One highlight for me was Enid asking to be let into the era of cell phones. Initially this terrified me as I have given up teaching my parents how to programme the TV channel ... BUT ... we persevered and now Enid can use a smart phone but she feels that the phone is, at times, smarter than her. After many "pocket calls" we have mastered the phone ... and provided vodaphone with some funds!!

I share the same birthday as Enid and so the photo below with us heading out to Mercy House for lunch. She has been an inspiration to me with her "listening ear" and now the "piece of string" will just be that little bit longer and stretch to Nazareth Care Facility. 

Toki sio Enid 

Kāore te kumara e kōrero mō tōna ake reka

The kumara (sweet potato) does not say how sweet she is

This proverbs accentuates the the value of humbleness that I see in Enid.

Brendan Biggs

PS: Below is an article that appeared in STUFF about Sr Enid that fills in a little of the background.  

ARTICLE FROM STUFF:

CATE BROUGHTON  February 22 2016

With just a change of clothes and a toothbrush, many elderly Christchurch rest home residents were bused out of the city in the middle of the night after the February 2011 earthquake. Of the 300 residents evacuated, Sister of Mercy nun Enid Lagan,  was one of the few to survive the experience and return to the city. A Nazareth House rest home resident at the time, Lagan remembers the seven hour bus trip to Nelson vividly.

"We had to be dragged, literally, on to the coach."

With the rest home unsafe to enter, about 40 residents were taken to the home's activities room hours after the ground stopped shaking. They spent the night and following day holed up in the room, being read to, sung to and fed by the Nazareth House sisters and staff, Lagan said.

Without warning at 8pm the following day, they were told they were going to Nelson, immediately. Lagan said the group travelled through the night, with no toilet stops. Some residents were upset when told they could not be taken to the toilet, but most were "stilled in fear", Lagan said.

They arrived the following morning at a home in Omaio that had been closed for the previous 18 months.

Staff were there to welcome them and carry them off the bus. Lagan and about five others were then taken to an established rest home in Stoke.

"It was a lovely place and I didn't want to come back to 'earthquake land'."

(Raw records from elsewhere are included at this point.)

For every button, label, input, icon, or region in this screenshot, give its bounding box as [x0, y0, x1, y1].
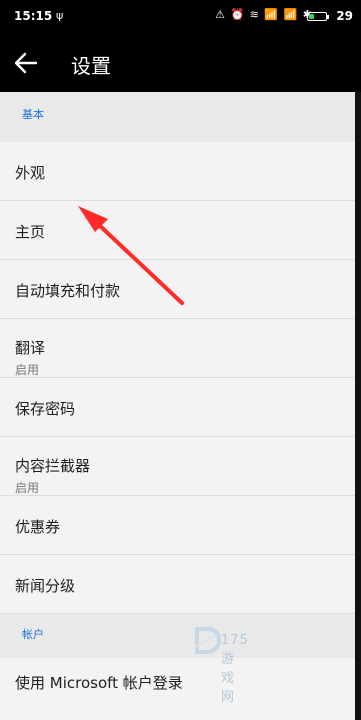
usb-icon: ψ: [56, 9, 64, 22]
settings-item-label: 主页: [15, 223, 46, 241]
settings-item-content-blocker[interactable]: 内容拦截器 启用: [0, 437, 355, 496]
settings-item-save-passwords[interactable]: 保存密码: [0, 378, 355, 437]
app-header: 设置: [0, 34, 361, 92]
arrow-left-icon: [14, 52, 38, 74]
settings-item-label: 新闻分级: [15, 577, 76, 595]
watermark-text: 175游戏网: [221, 633, 249, 705]
settings-item-homepage[interactable]: 主页: [0, 201, 355, 260]
settings-item-label: 优惠券: [15, 518, 61, 536]
back-button[interactable]: [10, 48, 42, 78]
settings-item-appearance[interactable]: 外观: [0, 142, 355, 201]
settings-item-label: 保存密码: [15, 400, 76, 418]
settings-item-autofill[interactable]: 自动填充和付款: [0, 260, 355, 319]
settings-list: 基本 外观 主页 自动填充和付款 翻译 启用 保存密码 内容拦截器 启用 优惠券…: [0, 92, 355, 720]
settings-item-label: 使用 Microsoft 帐户登录: [15, 674, 183, 692]
battery-percent: 29: [336, 9, 353, 23]
battery-icon: [307, 12, 329, 21]
settings-item-label: 翻译: [15, 339, 46, 357]
status-bar: 15:15 ψ ⚠ ⏰ ≋ 📶 📶 ✱ 29: [0, 0, 361, 34]
settings-item-status: 启用: [15, 363, 40, 377]
settings-item-translate[interactable]: 翻译 启用: [0, 319, 355, 378]
status-time: 15:15: [14, 9, 53, 23]
settings-item-coupons[interactable]: 优惠券: [0, 496, 355, 555]
screen-edge: [355, 92, 361, 720]
settings-item-label: 自动填充和付款: [15, 282, 121, 300]
section-header-account: 帐户: [0, 614, 355, 658]
section-header-basic: 基本: [0, 92, 355, 142]
status-icons: ⚠ ⏰ ≋ 📶 📶 ✱: [215, 8, 313, 21]
settings-item-news-rating[interactable]: 新闻分级: [0, 555, 355, 614]
settings-item-label: 内容拦截器: [15, 457, 91, 475]
battery-fill: [309, 14, 314, 19]
watermark: 175游戏网: [193, 625, 248, 705]
settings-item-status: 启用: [15, 481, 40, 495]
settings-item-label: 外观: [15, 164, 46, 182]
page-title: 设置: [71, 54, 111, 78]
watermark-logo-icon: [194, 627, 222, 654]
sign-in-microsoft-item[interactable]: 使用 Microsoft 帐户登录: [0, 658, 355, 698]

Three months later Lagan and another sister did return to Christchurch. She hoped to return to the rebuilt Nazareth House rest home when it opened in October. The previous buildings were demolished. Age Concern Canterbury manager Simon Templeton was working for the Canterbury District Health Board at the time and helped manage the evacuation.

He said the process was tough for older people.

"Generally they are a pretty stoic bunch, they've been through a lot in their lives. Most were very understanding and thankful for the help."

Templeton said he regretted having to move elderly people at night, but they were trying to keep them safe in an uncertain environment. The earthquakes were an opportunity for some rest home providers, Nazareth House Australasia chief executive Kath Fox said.

The organisation's new 80 bed home, hospital and retirement village would be more like a home and not an institution, she said.

"We all experienced that grief and loss and everything was so bleak but we have now achieved something that we wouldn't have been able to before the earthquakes."

Fox said many of those who were evacuated wanted to move back to Nazareth House.

"We just have to hope the trauma of relocating again won't be too much for them."